The pattern is quite different in other large mammals. Among elephants of eastern and southern Africa, 40 percent of the total genetic differences occurs between groups. For the gray wolves of North America, group differences account for 75 percent of the total genetic variation. Most conservation biologists hold that group genetic differences have to exceed 25 to 30 percent for a single species to divided into subspecies or races. By this measure, human races do not exist. (Page 63)

Partial zero-emission vehicles

From Dan Neil in the Los Angeles Times:

In some atmospheric conditions — a brown day in San Bernardino, for instance — PZEV vehicles actually clean the air, which is to say, their emissions are cleaner than the air sucked into the engine.

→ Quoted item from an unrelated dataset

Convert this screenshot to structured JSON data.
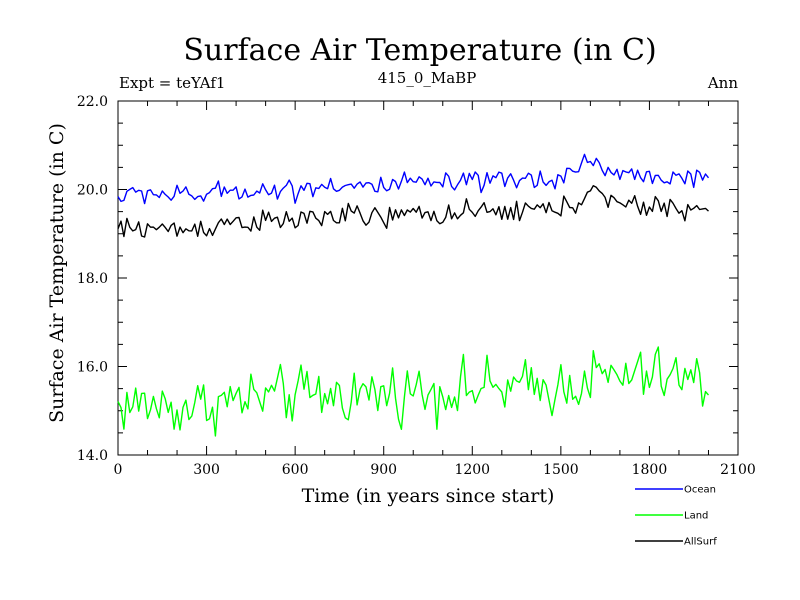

In terms of noxious emissions, your spouse pollutes more than a PZEV.

Despite automakers’ long and litigious assertions to the contrary, they have been able to develop the compliant technologies. There are currently more than 30 PZEV vehicles on the market (visit http://www.driveclean.ca.gov ), including BMW’s 3-Series cars and wagon, Honda’s Accord, Subaru’s suite of Legacy cars and wagons, and Volvo’s big V70 wagon — not exactly hair shirts of eco-martyrdom.

So let’s hear it for big government. Had California not used its enormous leverage in the marketplace — the state is the biggest vehicle market in the country — the automakers would not have been motivated to develop the engineering that will, now that it is available, become integrated into the larger vehicle market. California’s zero-emissions mandate has been adopted, with some variation, in the “green states” of Maine, New York, Vermont and Massachusetts. Why, clean air is spreading like a prairie fire.